Elle
était en confinement depuis le mois de mars 2020,[1] en
raison de l’épidémie du coronavirus.[2]
Comme
le reste de la population, elle devait rester chez elle.
Si
elle voulait quitter son domicile, elle devait avoir une justification.
Chez
elle, elle utilisait beaucoup une petite pièce.
Mais
c’est incroyable ce qu’elle est spacieuse.
Dans
cet espace réduit, les souvenirs qui jaillissent ne sont jamais à l’étroit.
La
petite pièce peut en accueillir à l’infini.

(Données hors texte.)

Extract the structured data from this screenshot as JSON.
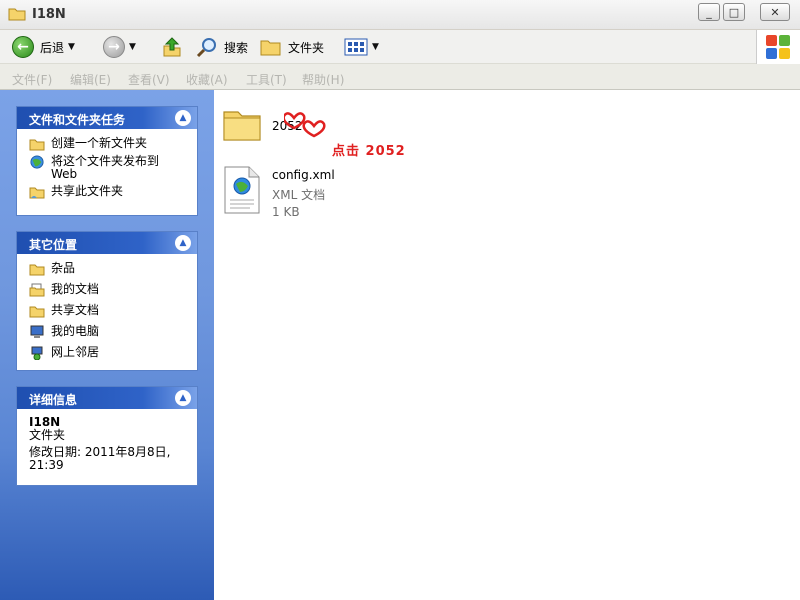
{
  "window": {
    "title": "I18N",
    "minimize": "_",
    "maximize": "□",
    "close": "✕"
  },
  "toolbar": {
    "back_label": "后退",
    "search_label": "搜索",
    "folders_label": "文件夹"
  },
  "menu": [
    "文件(F)",
    "编辑(E)",
    "查看(V)",
    "收藏(A)",
    "工具(T)",
    "帮助(H)"
  ],
  "tasks_panel": {
    "title": "文件和文件夹任务",
    "items": [
      {
        "label": "创建一个新文件夹",
        "icon": "new-folder-icon"
      },
      {
        "label": "将这个文件夹发布到",
        "label2": "Web",
        "icon": "publish-web-icon"
      },
      {
        "label": "共享此文件夹",
        "icon": "share-folder-icon"
      }
    ]
  },
  "other_panel": {
    "title": "其它位置",
    "items": [
      {
        "label": "杂品",
        "icon": "folder-icon"
      },
      {
        "label": "我的文档",
        "icon": "my-documents-icon"
      },
      {
        "label": "共享文档",
        "icon": "folder-icon"
      },
      {
        "label": "我的电脑",
        "icon": "my-computer-icon"
      },
      {
        "label": "网上邻居",
        "icon": "network-places-icon"
      }
    ]
  },
  "details_panel": {
    "title": "详细信息",
    "name": "I18N",
    "type": "文件夹",
    "modified_line1": "修改日期: 2011年8月8日,",
    "modified_line2": "21:39"
  },
  "files": [
    {
      "name": "2052",
      "kind": "folder"
    },
    {
      "name": "config.xml",
      "type": "XML 文档",
      "size": "1 KB",
      "kind": "xml"
    }
  ],
  "annotation": "点击 2052",
  "colors": {
    "panel_head": "#2f63c8",
    "left_pane": "#6f97de",
    "annotation": "#e02020"
  }
}
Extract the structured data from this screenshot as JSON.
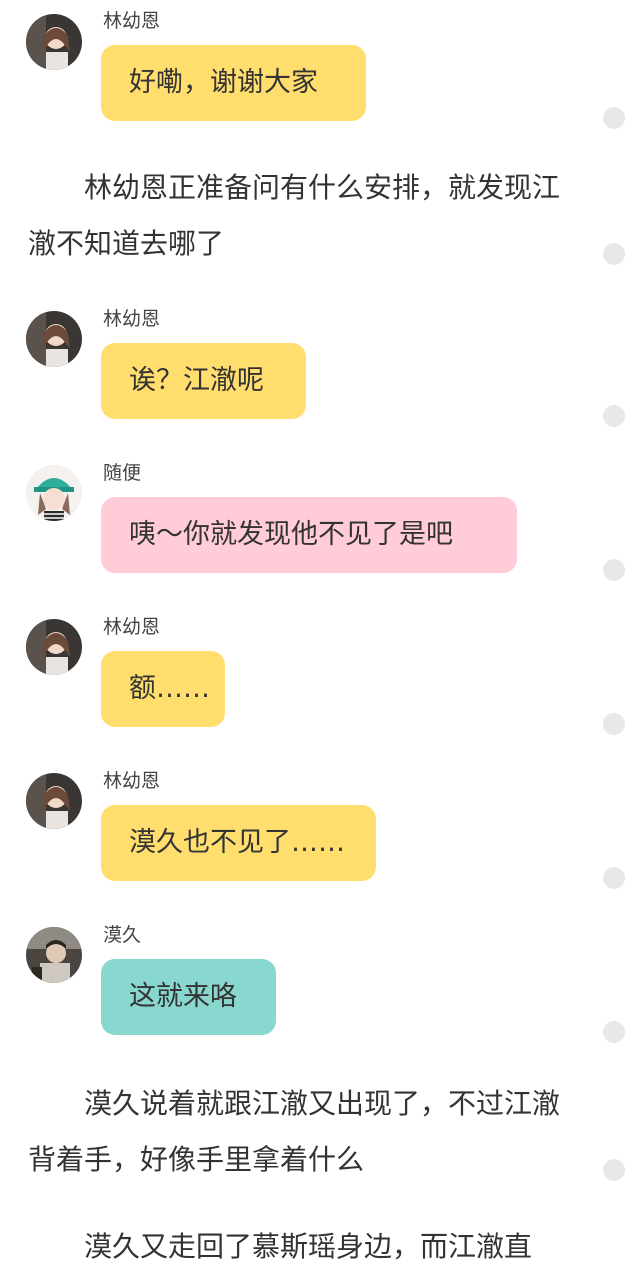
{
  "colors": {
    "yellow_bubble": "#FFDE6E",
    "pink_bubble": "#FFCCD8",
    "teal_bubble": "#88D8CF",
    "dot": "#e8e8e8"
  },
  "messages": [
    {
      "speaker": "林幼恩",
      "text": "好嘞，谢谢大家",
      "avatar": "avatar-linyouen"
    },
    {
      "speaker": "林幼恩",
      "text": "诶？江澈呢",
      "avatar": "avatar-linyouen"
    },
    {
      "speaker": "随便",
      "text": "咦～你就发现他不见了是吧",
      "avatar": "avatar-suibian"
    },
    {
      "speaker": "林幼恩",
      "text": "额……",
      "avatar": "avatar-linyouen"
    },
    {
      "speaker": "林幼恩",
      "text": "漠久也不见了……",
      "avatar": "avatar-linyouen"
    },
    {
      "speaker": "漠久",
      "text": "这就来咯",
      "avatar": "avatar-mojiu"
    }
  ],
  "narration": [
    "林幼恩正准备问有什么安排，就发现江澈不知道去哪了",
    "漠久说着就跟江澈又出现了，不过江澈背着手，好像手里拿着什么",
    "漠久又走回了慕斯瑶身边，而江澈直"
  ]
}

Maintenant c’est le déconfinement.
Elle
marche à petits pas vers le fleuve.[3]
Le
fleuve coule.
Elle
le fixe, et semble échanger avec ceux et celles qui y ont été jetés, qui
continuent de marcher sur l’eau.
Le
ciel et le fleuve se rejoignent, se confondent, font jaillir d’autres images,
d’autres couleurs, d’autres formes, d’autres sons.
Un
sac à la main avec des morceaux de pain, elle tenait à commencer par nourrir
des pigeons.
Elle
a toujours aimé nourrir les pigeons.
Les
pigeons l’entourent et au bout d’un moment, partent dans un envol majestueux et
reviennent tournoyer au dessus de sa tête.
Elle
sait d’où elle vient, et où elle va.
Parmi
les personnes assises non loin d’elle, « [...] un homme se leva. [...]. Et
il chanta. […].
C’était
la fin de nos maux et de nos pauvres petits problèmes, la nostalgie douloureuse
et sereine à la fois de cette autre vie qui était la nôtre et vers laquelle
nous étions destinés à retourner tous, vainqueurs et vaincus, accomplis ou à
l’état larvaire, fidèles et athées, de par la Toute-Miséricorde de Dieu.
C’était cela qu’il y avait dans la voix de cet homme qui chantait[4]. [...].
Quand il arrivait à la fin d’un verset, il marquait une pause – et cela était
ainsi : une explosion de ferveur. Et, tant qu’il chantait, c’était
ainsi : un désert où un homme chantait sa foi. Et la voix modulait,
montait, changeait de registre, devenait tragique, devenait un élan, puis
tombait sur nos têtes comme un vol de mouette, légère et paisible, presque un
souffle. [...]. La paix, la vérité de toujours étaient en lui, dans sa voix –
alors que tout croulait autour de lui et sur les continents ».[5]
BOU’AZZA
[1] Selon le calendrier dit
grégorien.
[2] Covid 19.
[3] La seine, où furent jetés le 17 octobre 1961, lors
d’une manifestation de travailleurs originaires d’Afrique, contre le colonialisme
français, des hommes, des femmes, des résistants traités de bougnoules, de
sales arabes, de terroristes musulmans.
Elle n’oublie pas : sa mémoire remonte à l’aube
de la vie.
S’agissant du système coloniali-impérialo-sioniste, elle
connaît ses agressions, ses crimes, ses horreurs, ses carnages, ses orgies
exterminatrices, ses massacres, ses destructions, ses démolitions, ses
pratiques mensongères, sa haine, son
arrogance, ses campagnes de dénigrement, ses insultes, ses vexations,
ses humiliations, ses manipulations, ses tromperies, ses attaques, ses recours
au faux, son attachement à l’imposture.
[5] Driss Chraïbi, Succession ouverte, Paris, Denoël, 1962,
p. 78, 79, 80.
Idriis Achchraaybii (les ʺrʺ roulé) est un écrivain
originaire d’Afrique.
Il est arrivé en France en 1945 pour des études
universitaires.
Il n’avait pas encore vingt ans.
Il s’est installé dans ce pays et y a vécu jusqu’à la
fin de son existence ici-bas survenue le premier avril 2007 à l’âge de 81 ans.
Il était dans la Drôme (Crest) lorsqu’il a rejoint la
vie dernière.
Son corps a été ramené au Maroc pour y être enterré.
Dans ses écrits, il a souvent exprimé une sorte de
nostalgie de l’enfance, et appelé à se souvenir de Demain, du rythme des
couleurs originelles, de ce que nous recevons en offrande avant même que nous
soyons ici-bas.
Il avait dit :
ʺL’homme naît, vit ce qu’il vit et meurt. Il faut être
prêt pour la mort comme pour la naissanceʺ.
Mon texte, daté de 2004 selon le calendrier dit
grégorien, aujourd’hui adapté, s’appuie sur des écrits antérieurs.